L’utilisation des préjuges esthétiques comme redoutable outil de stigmatisation du juif

La question de l’apparence dans les écrits antisémites du XIXe siècle à la première moitié du XXe siècle

Claudine Sagaert
Dans Revue d’anthropologie des connaissances 

 

Extraits : 

« La chouette, que l’on retrouve d’ailleurs sur de nombreux chapiteaux d’églises, traduit l’ignorance volontaire du peuple juif chez les auteurs du Moyen Âge. »

« Quant au scorpion, dans l’art italien et français il est le symbole d’Israël. « Bête venimeuse et dangereuse, piquant par surprise, il symbolise le Juif perfide, fourbe et déloyal ». Si, pour les Pères de l’Église, le scorpion est le symbole de l’hérétique, toutefois à partir du Moyen Âge il figure plus particulièrement le Juif. « 

« Le Juif à la démarche incertaine caractérise l’impossibilité de parvenir à une pensée propre, à une attitude citoyenne, elle traduit son hétéronomie. »

 « C’est en ce sens même que l’expression « sale Juif » a acquis « un triple sens à la fois somatique et éthique : laideur, maladie et corruption morale. »

« Dans la race juive, les femmes sont plus belles que les hommes car les Juives ont échappé à la malédiction dont leurs pères, leurs maris et leurs fils ont été frappés. »

 

Article :

Gustave Doré réalise en 1852, une gravure sur bois intitulée Le Juif errant. Elle représente un homme qui marche, un bâton à la main. Il est d’une maigreur extrême. Ses pieds sont disproportionnés. Une chevelure abondante sans frontière avec la barbe entoure un visage aux yeux mi-clos, au nez crochu et aux lèvres proéminentes. Sur son front une croix rouge est peinte.
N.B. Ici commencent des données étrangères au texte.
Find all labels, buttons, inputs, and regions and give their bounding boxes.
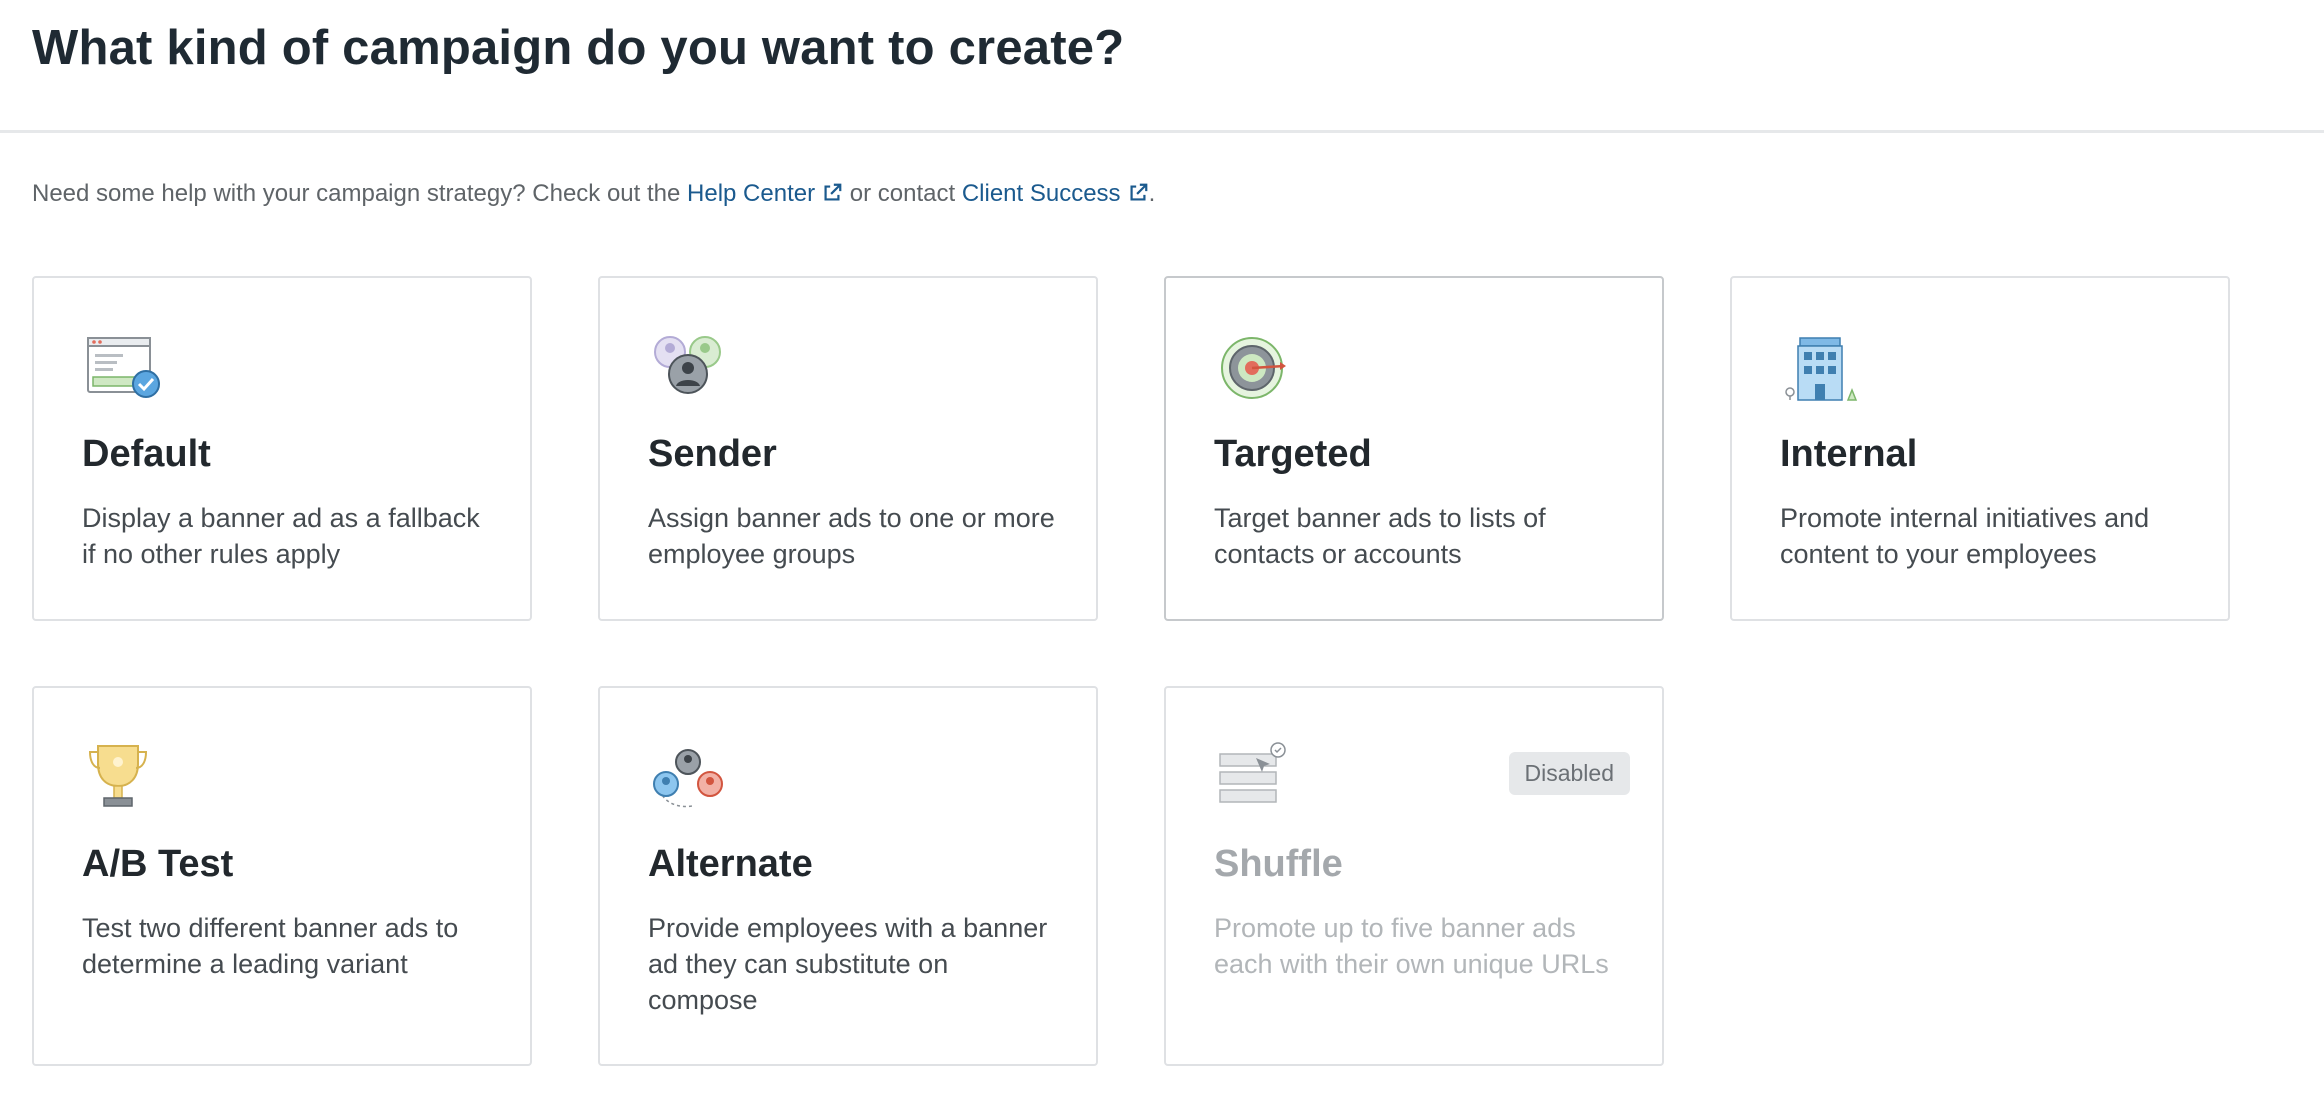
campaign-card-internal[interactable]: Internal Promote internal initiatives an… xyxy=(1730,276,2230,621)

Cette image s’inscrit dans le contexte du XIXe siècle dans lequel la conception de la beauté et de la laideur ont participé à la construction d’une esthétique et d’une inesthétique de l’allégorie du bien et du mal, qui ont elles-mêmes servi à établir tout un ordre de valeurs et d’antivaleurs. Durant cette période, l’inflation de l’apparence corporelle a clairement été lisible dans la multiplicité de pseudo-discours scientifiques, comme ceux relatifs à la physiognomonie de Lavater, à la craniologie de Gall, à l’anthropométrie de Bertillon, aux anthropologies raciales, à l’émergence du biopolitique, mais aussi au regain d’intérêt pour la beauté grecque antique, ou à l’impact du sport qui n’a d’ailleurs pas été sans lien avec la défense d’une belle apparence. Ainsi, au XIXe siècle un certain nombre de discours cherchant à établir scientifiquement une correspondance entre le physique, le physiologique et le moral, ont donné à penser que le paraître est le révélateur de l’être.